Session:Deanonymization and Author Recognition with Digital Humanities-Tools
Description | Digital Humanities research developed computational methods to attribute anonymous texts with Open Source tools. Participants will learn about the methodological foundations of authorship attribution, its possibilities and its limitations. They will then apply it hands-on to a sample text collection and / or own examples (you can bring your own text). No programing experience is required, having the R programming language installed previously would be helpful. |
---|---|
Website(s) | https://hackmd.okfn.de/34c3-stylometrie?view |
Type | Workshop |
Kids session | No |
Keyword(s) | software, art, hacking |
Tags | Assembly:Open Knowledge Assembly, Digital Humanities, Stylometrics, Text Analysis, Deanonymization, Workshop |
Processing assembly | Assembly:Open Knowledge Assembly |
Person organizing | User:Pielstroem |
Language | de - German, en - English |
Other sessions... |
Starts at | 2017/12/29 13:15 |
---|---|
Ends at | 2017/12/29 14:45 |
Duration | 90 minutes |
Location | Room:Esszimmer |
The process of writing a text is driven by many often unconcious habits that influence writing style, resulting in reoccuring features that can be utilized to identify an anonymous author.
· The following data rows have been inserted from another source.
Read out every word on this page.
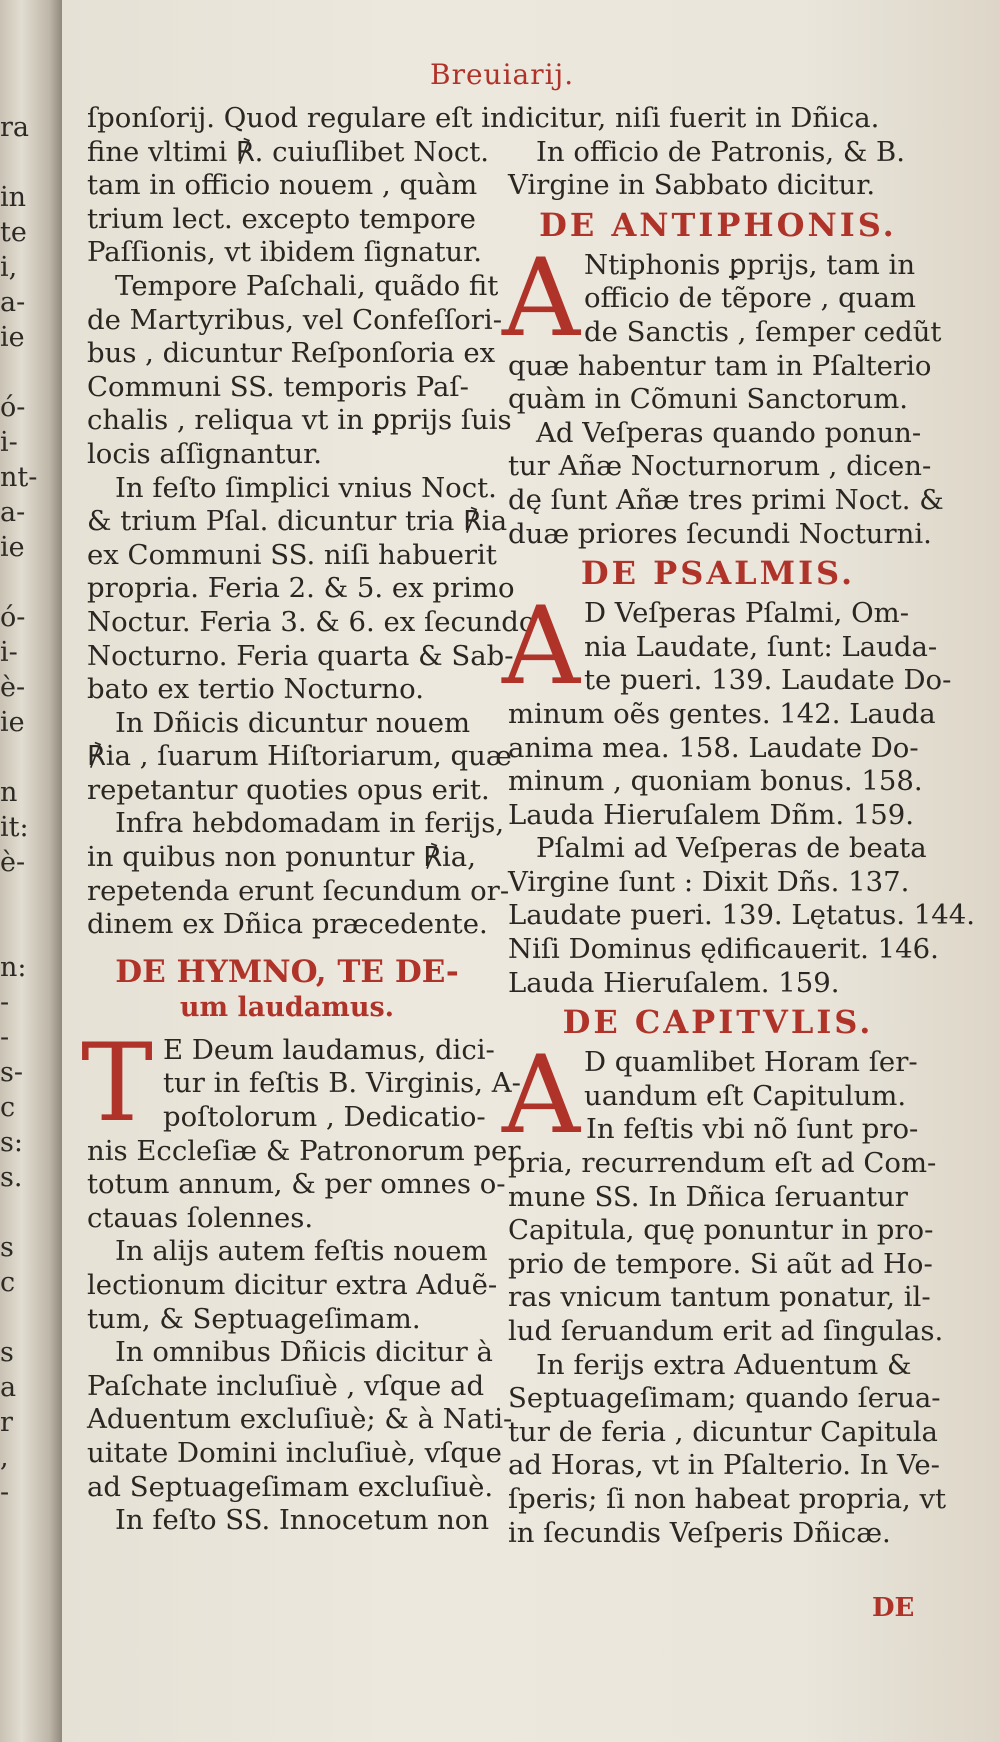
ra
in
te
i,
a-
ie
ó-
i-
nt-
a-
ie
ó-
i-
è-
ie
n
it:
è-
n:
-
-
s-
c
s:
s.
s
c
s
a
r
,
-
Breuiarij.
ſponſorij. Quod regulare eſt in
fine vltimi ℟. cuiuſlibet Noct.
tam in officio nouem , quàm
trium lect. excepto tempore
Paſſionis, vt ibidem ſignatur.
Tempore Paſchali, quãdo fit
de Martyribus, vel Confeſſori-
bus , dicuntur Reſponſoria ex
Communi SS. temporis Paſ-
chalis , reliqua vt in ꝑprijs ſuis
locis aſſignantur.
In feſto ſimplici vnius Noct.
& trium Pſal. dicuntur tria ℟ia
ex Communi SS. niſi habuerit
propria. Feria 2. & 5. ex primo
Noctur. Feria 3. & 6. ex ſecundo
Nocturno. Feria quarta & Sab-
bato ex tertio Nocturno.
In Dñicis dicuntur nouem
℟ia , ſuarum Hiſtoriarum, quæ
repetantur quoties opus erit.
Infra hebdomadam in ferijs,
in quibus non ponuntur ℟ia,
repetenda erunt ſecundum or-
dinem ex Dñica præcedente.
DE HYMNO, TE DE-
um laudamus.
T E Deum laudamus, dici-
tur in feſtis B. Virginis, A-
poſtolorum , Dedicatio-
nis Eccleſiæ & Patronorum per
totum annum, & per omnes o-
ctauas ſolennes.
In alijs autem feſtis nouem
lectionum dicitur extra Aduẽ-
tum, & Septuageſimam.
In omnibus Dñicis dicitur à
Paſchate incluſiuè , vſque ad
Aduentum excluſiuè; & à Nati-
uitate Domini incluſiuè, vſque
ad Septuageſimam excluſiuè.
In feſto SS. Innocetum non
dicitur, niſi fuerit in Dñica.
In officio de Patronis, & B.
Virgine in Sabbato dicitur.
DE ANTIPHONIS.
A Ntiphonis ꝑprijs, tam in
officio de tẽpore , quam
de Sanctis , ſemper cedũt
quæ habentur tam in Pſalterio
quàm in Cõmuni Sanctorum.
Ad Veſperas quando ponun-
tur Añæ Nocturnorum , dicen-
dę ſunt Añæ tres primi Noct. &
duæ priores ſecundi Nocturni.
DE PSALMIS.
A D Veſperas Pſalmi, Om-
nia Laudate, ſunt: Lauda-
te pueri. 139. Laudate Do-
minum oẽs gentes. 142. Lauda
anima mea. 158. Laudate Do-
minum , quoniam bonus. 158.
Lauda Hieruſalem Dñm. 159.
Pſalmi ad Veſperas de beata
Virgine ſunt : Dixit Dñs. 137.
Laudate pueri. 139. Lętatus. 144.
Niſi Dominus ędificauerit. 146.
Lauda Hieruſalem. 159.
DE CAPITVLIS.
A D quamlibet Horam ſer-
uandum eſt Capitulum.
In feſtis vbi nõ ſunt pro-
pria, recurrendum eſt ad Com-
mune SS. In Dñica ſeruantur
Capitula, quę ponuntur in pro-
prio de tempore. Si aũt ad Ho-
ras vnicum tantum ponatur, il-
lud ſeruandum erit ad ſingulas.
In ferijs extra Aduentum &
Septuageſimam; quando ſerua-
tur de feria , dicuntur Capitula
ad Horas, vt in Pſalterio. In Ve-
ſperis; ſi non habeat propria, vt
in ſecundis Veſperis Dñicæ.
DE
In the recent decades, researchers interested in literary works of disputed authorship have developed computational methods to attribute such texts to candidate authors, and published open source tools that perform that task.
Participants will learn about the methodological foundations of authorship attribution, its possibilities and its limitations. They will then apply it hands-on to a sample text collection and, if they wish, to other examples of their own choosing.
No programing experience is required, having the R programming language installed previously would be helpful. Participants are invited to bring their own examples in txt or xml format with one file per text. A single anonymous text will not do, the method requires as many comparision texts from candidate authors as possible. Please name comparison text files according to a “AuthorName_TextIdentifyer.txt” pattern.